The arguments have started already. This will make for a joyous remainder of the pregnancy and something else to steal away any excitement I may have about the experience.
The problem with the OH is he thinks induction is simple, he doesn’t see the bigger picture and he certainly has no concept of how it will affect my body, and at the end of the day it is MY body. All he sees is that baby will arrive on a set day which will fit nicely into his calender (he doesn’t understand that it really isn’t that simple, convenient or predictable).
As I voice my concerns over this matter I will stress, once again, that I will not, EVER put the life of my child at risk and will of course do what I have to when it comes to it if it’s in Peanut’s best interests. I just want confirmation that it is absolutely necessary first. I don’t think that this is asking too much and having read some of the research, and believe me I’m still reading research on the matter to enable myself to make an informed decision, it seems to me a little hasty to consider this at this stage. Barring my age I don’t fit into any of the other risk groups. Why can he not see this? More importantly why does he not listen, no, *hear* my concerns or worries without just thinking I’m being stupid and stubborn?

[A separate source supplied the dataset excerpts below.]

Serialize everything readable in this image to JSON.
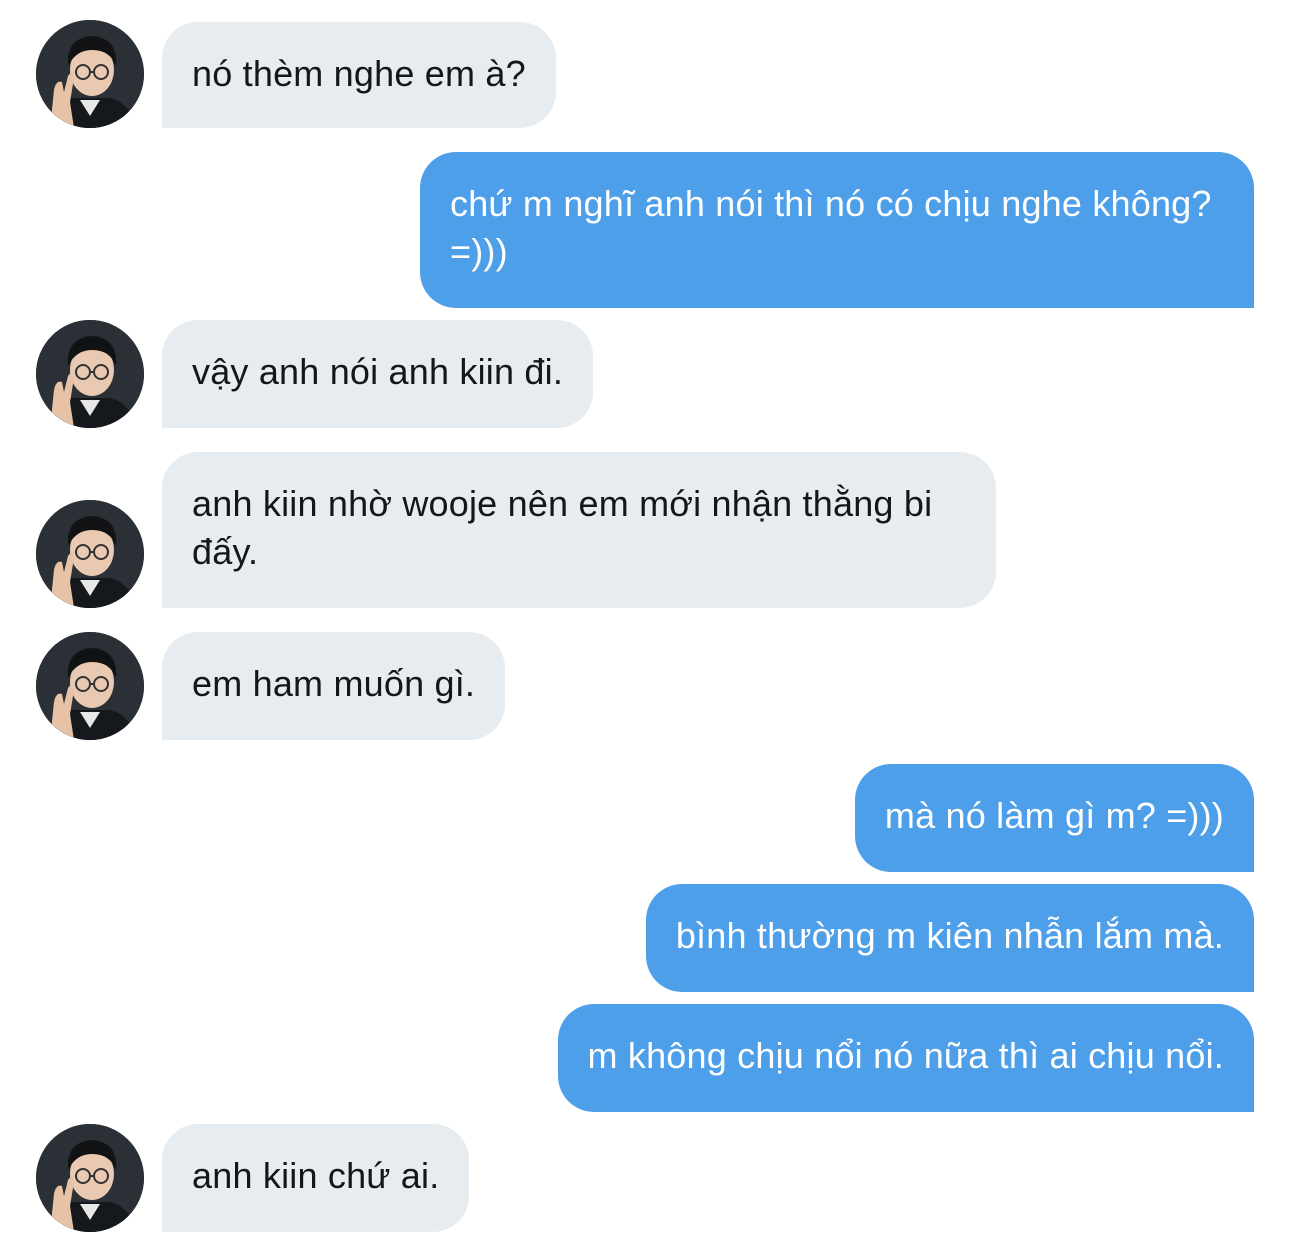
{
  "conversation": {
    "messages": [
      {
        "direction": "received",
        "text": "nó thèm nghe em à?"
      },
      {
        "direction": "sent",
        "text": "chứ m nghĩ anh nói thì nó có chịu nghe không? =)))"
      },
      {
        "direction": "received",
        "text": "vậy anh nói anh kiin đi."
      },
      {
        "direction": "received",
        "text": "anh kiin nhờ wooje nên em mới nhận thằng bi đấy."
      },
      {
        "direction": "received",
        "text": "em ham muốn gì."
      },
      {
        "direction": "sent",
        "text": "mà nó làm gì m? =)))"
      },
      {
        "direction": "sent",
        "text": "bình thường m kiên nhẫn lắm mà."
      },
      {
        "direction": "sent",
        "text": "m không chịu nổi nó nữa thì ai chịu nổi."
      },
      {
        "direction": "received",
        "text": "anh kiin chứ ai."
      }
    ]
  },
  "colors": {
    "sent_bubble": "#4e9fe9",
    "received_bubble": "#e6ecf0",
    "received_text": "#14171a",
    "sent_text": "#ffffff"
  },
  "icons": {
    "avatar": "contact-avatar-photo"
  }
}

I just wish I had someone to talk to about this who will listen to me and hear me and support me through this. I want my mum.
As I write this I feel Peanut moving inside me oblivious to any of this and I just wish I didn’t have to feel this much pressure at a time when I should be *blooming* and enjoying being an expectant mother. It seems unfair I’ve been robbed of the enjoyment through recurrent miscarriage and now as I started to feel relaxed I feel I’m being robbed of my birth plan aswell, by men of all people!! (Sorry to any male readers out there 😘).